# Pictures/Videos of your FIRST SHOW!



## HorseOfCourse (Jul 20, 2009)

This was the first horse that I ever rode, her name was Hot Fudge Sundae aka fudge and she was an absolute babysitter to me, which was exactly what I neede to start with, because I used to get freaked out if a horse even looked at me..haha no joke. She was great for me though. Please excuse my horridness..I was young 

















She was by far the best horse I've ever worked with. I wish I knew where she was now, or if shes even alive.
I leased her from a local, and if given the opportunity, I'd do it over a thousand times.


----------



## corinowalk (Apr 26, 2010)

Heres a laugh for you girls. This is me and my heart horse, King. First show.

We placed first in the two classes that we entered. One was bareback horsemanship where you had to w/t/c/ bareback with a halter and lead and the other was bareback dollar. I would have rode every class but I didn't own a saddle for the first year that I owned him. *laugh* Looking back, those were some of my best horsey days of my life.

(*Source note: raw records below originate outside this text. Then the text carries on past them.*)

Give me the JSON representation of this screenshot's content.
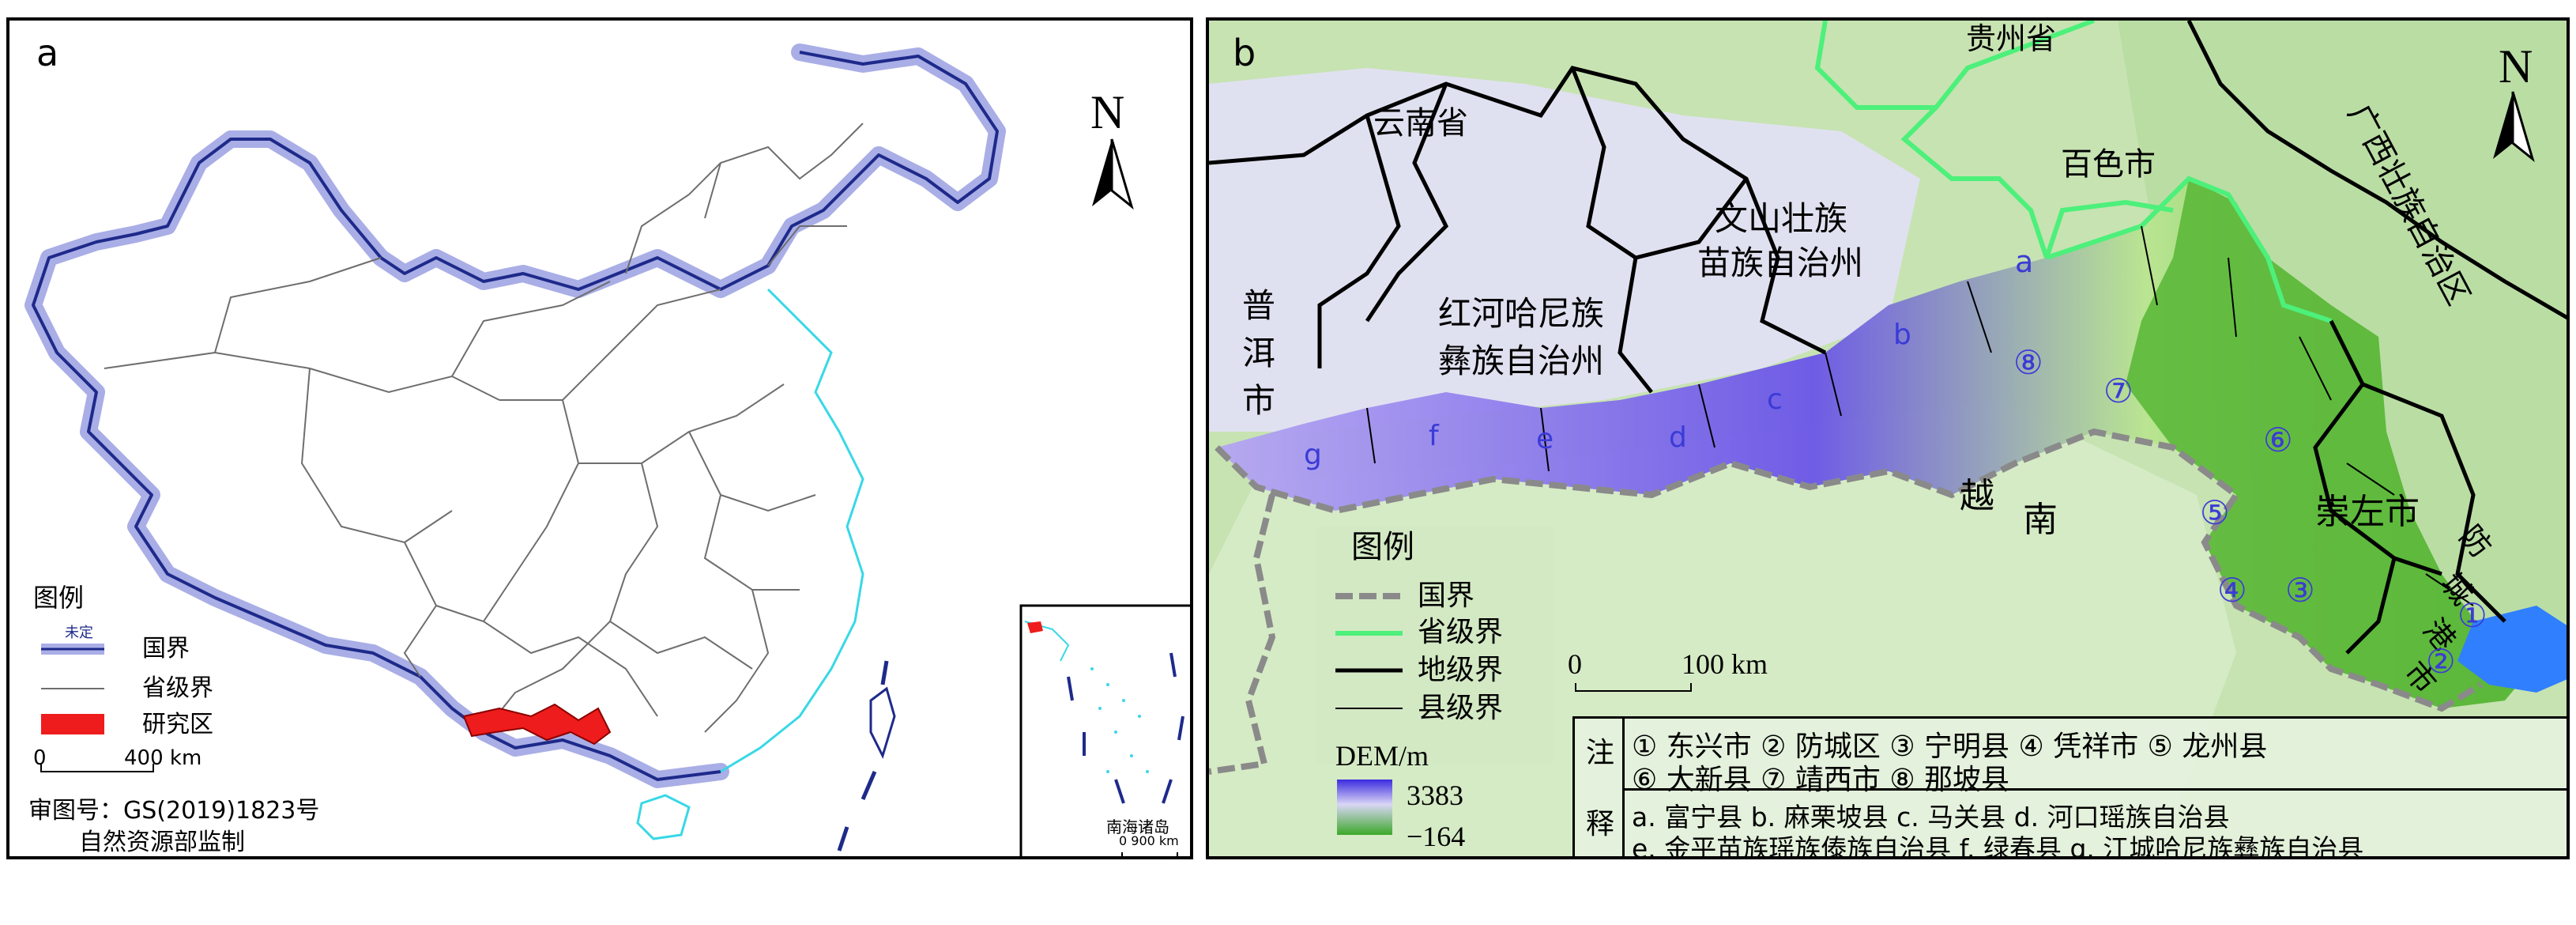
{
  "panel_a": {
    "label": "a",
    "north": "N",
    "legend": {
      "title": "图例",
      "undefined_tag": "未定",
      "items": [
        {
          "label": "国界"
        },
        {
          "label": "省级界"
        },
        {
          "label": "研究区"
        }
      ]
    },
    "scale": {
      "start": "0",
      "end": "400 km"
    },
    "approval": "审图号：GS(2019)1823号",
    "supervisor": "自然资源部监制",
    "inset": {
      "title": "南海诸岛",
      "scale": "0  900 km"
    }
  },
  "panel_b": {
    "label": "b",
    "north": "N",
    "region_labels": {
      "guizhou": "贵州省",
      "yunnan": "云南省",
      "baise": "百色市",
      "guangxi": "广西壮族自治区",
      "wenshan_1": "文山壮族",
      "wenshan_2": "苗族自治州",
      "honghe_1": "红河哈尼族",
      "honghe_2": "彝族自治州",
      "puer_1": "普",
      "puer_2": "洱",
      "puer_3": "市",
      "vietnam_1": "越",
      "vietnam_2": "南",
      "chongzuo": "崇左市",
      "fangcheng_1": "防",
      "fangcheng_2": "城",
      "fangcheng_3": "港",
      "fangcheng_4": "市"
    },
    "county_letters": [
      "a",
      "b",
      "c",
      "d",
      "e",
      "f",
      "g"
    ],
    "county_numbers": [
      "①",
      "②",
      "③",
      "④",
      "⑤",
      "⑥",
      "⑦",
      "⑧"
    ],
    "legend": {
      "title": "图例",
      "items": [
        {
          "label": "国界"
        },
        {
          "label": "省级界"
        },
        {
          "label": "地级界"
        },
        {
          "label": "县级界"
        }
      ],
      "dem_title": "DEM/m",
      "dem_max": "3383",
      "dem_min": "−164"
    },
    "scale": {
      "start": "0",
      "end": "100 km"
    },
    "notes": {
      "label_1": "注",
      "label_2": "释",
      "row_1": "① 东兴市   ② 防城区   ③ 宁明县   ④ 凭祥市   ⑤ 龙州县",
      "row_2": "⑥ 大新县   ⑦ 靖西市   ⑧ 那坡县",
      "row_3": "a. 富宁县  b. 麻栗坡县  c. 马关县  d. 河口瑶族自治县",
      "row_4": "e. 金平苗族瑶族傣族自治县  f. 绿春县  g. 江城哈尼族彝族自治县"
    }
  },
  "colors": {
    "national_border_halo": "#a9aee6",
    "national_border": "#1e2a8a",
    "coastline": "#38d8e6",
    "province_line": "#6e6e6e",
    "study_area": "#ee1c1c",
    "province_border_b": "#4cf07a",
    "prefecture_border": "#000000",
    "international_dash": "#8a8a8a",
    "dem_high": "#3b2be0",
    "dem_low": "#3ca82a",
    "sea": "#2f7fff"
  }
}
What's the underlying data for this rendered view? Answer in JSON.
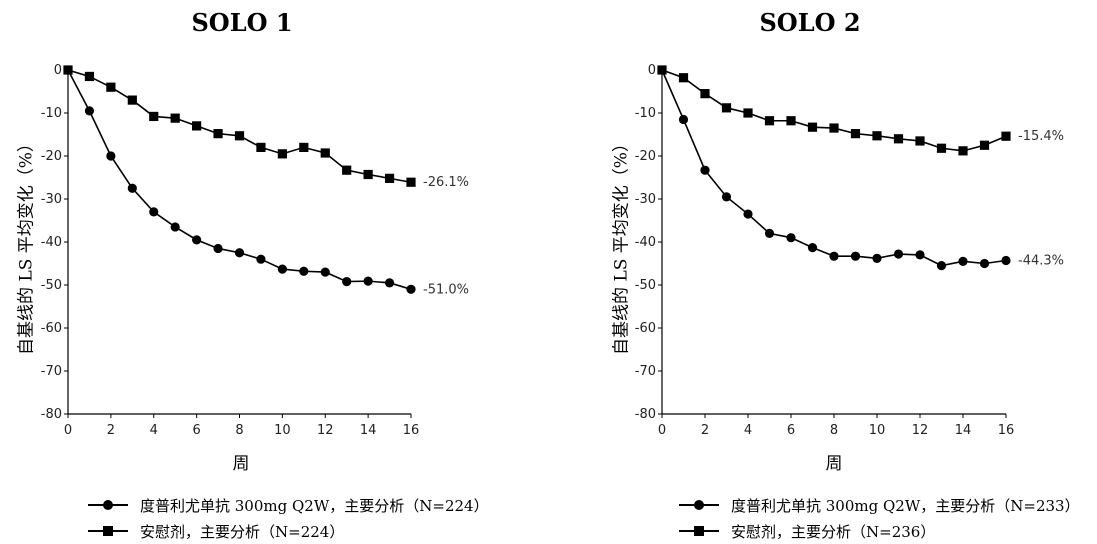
{
  "chart_data": [
    {
      "type": "line",
      "title": "SOLO 1",
      "xlabel": "周",
      "ylabel": "自基线的 LS 平均变化（%）",
      "xlim": [
        0,
        16
      ],
      "ylim": [
        -80,
        0
      ],
      "x_ticks": [
        0,
        2,
        4,
        6,
        8,
        10,
        12,
        14,
        16
      ],
      "y_ticks": [
        0,
        -10,
        -20,
        -30,
        -40,
        -50,
        -60,
        -70,
        -80
      ],
      "grid": false,
      "legend_position": "bottom",
      "series": [
        {
          "name": "度普利尤单抗 300mg Q2W，主要分析（N=224）",
          "marker": "circle",
          "x": [
            0,
            1,
            2,
            3,
            4,
            5,
            6,
            7,
            8,
            9,
            10,
            11,
            12,
            13,
            14,
            15,
            16
          ],
          "y": [
            0,
            -9.5,
            -20,
            -27.5,
            -33,
            -36.5,
            -39.5,
            -41.5,
            -42.5,
            -44,
            -46.3,
            -46.8,
            -47,
            -49.2,
            -49.1,
            -49.5,
            -51
          ],
          "end_label": "-51.0%"
        },
        {
          "name": "安慰剂，主要分析（N=224）",
          "marker": "square",
          "x": [
            0,
            1,
            2,
            3,
            4,
            5,
            6,
            7,
            8,
            9,
            10,
            11,
            12,
            13,
            14,
            15,
            16
          ],
          "y": [
            0,
            -1.5,
            -4,
            -7,
            -10.8,
            -11.2,
            -13,
            -14.8,
            -15.3,
            -18,
            -19.5,
            -18,
            -19.3,
            -23.3,
            -24.3,
            -25.2,
            -26.1
          ],
          "end_label": "-26.1%"
        }
      ]
    },
    {
      "type": "line",
      "title": "SOLO 2",
      "xlabel": "周",
      "ylabel": "自基线的 LS 平均变化（%）",
      "xlim": [
        0,
        16
      ],
      "ylim": [
        -80,
        0
      ],
      "x_ticks": [
        0,
        2,
        4,
        6,
        8,
        10,
        12,
        14,
        16
      ],
      "y_ticks": [
        0,
        -10,
        -20,
        -30,
        -40,
        -50,
        -60,
        -70,
        -80
      ],
      "grid": false,
      "legend_position": "bottom",
      "series": [
        {
          "name": "度普利尤单抗 300mg Q2W，主要分析（N=233）",
          "marker": "circle",
          "x": [
            0,
            1,
            2,
            3,
            4,
            5,
            6,
            7,
            8,
            9,
            10,
            11,
            12,
            13,
            14,
            15,
            16
          ],
          "y": [
            0,
            -11.5,
            -23.3,
            -29.5,
            -33.5,
            -38,
            -39,
            -41.3,
            -43.3,
            -43.3,
            -43.8,
            -42.8,
            -43,
            -45.5,
            -44.5,
            -45,
            -44.3
          ],
          "end_label": "-44.3%"
        },
        {
          "name": "安慰剂，主要分析（N=236）",
          "marker": "square",
          "x": [
            0,
            1,
            2,
            3,
            4,
            5,
            6,
            7,
            8,
            9,
            10,
            11,
            12,
            13,
            14,
            15,
            16
          ],
          "y": [
            0,
            -1.8,
            -5.5,
            -8.8,
            -10,
            -11.8,
            -11.8,
            -13.3,
            -13.5,
            -14.8,
            -15.3,
            -16,
            -16.5,
            -18.2,
            -18.8,
            -17.5,
            -15.4
          ],
          "end_label": "-15.4%"
        }
      ]
    }
  ]
}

Oh and I know that this pic isn't exactly at show grounds. We didn't have a trailer either so I had to ride him to the show. It was 2 miles both ways...


----------



## HorseOfCourse (Jul 20, 2009)

That was taken in the year I was born!


----------



## corinowalk (Apr 26, 2010)

*laugh* way to make a girl feel old! 

Its okay...I am old!


----------



## HorseOfCourse (Jul 20, 2009)

You can't be more than what.. 30?
_Posted via Mobile Device_


----------



## LoveStory10 (Oct 31, 2009)

My very first show was back in 2008, on our now retired schoolmaster Bishop. He only has one eye, bless him, but he took good care of me that day. We placed 6th


----------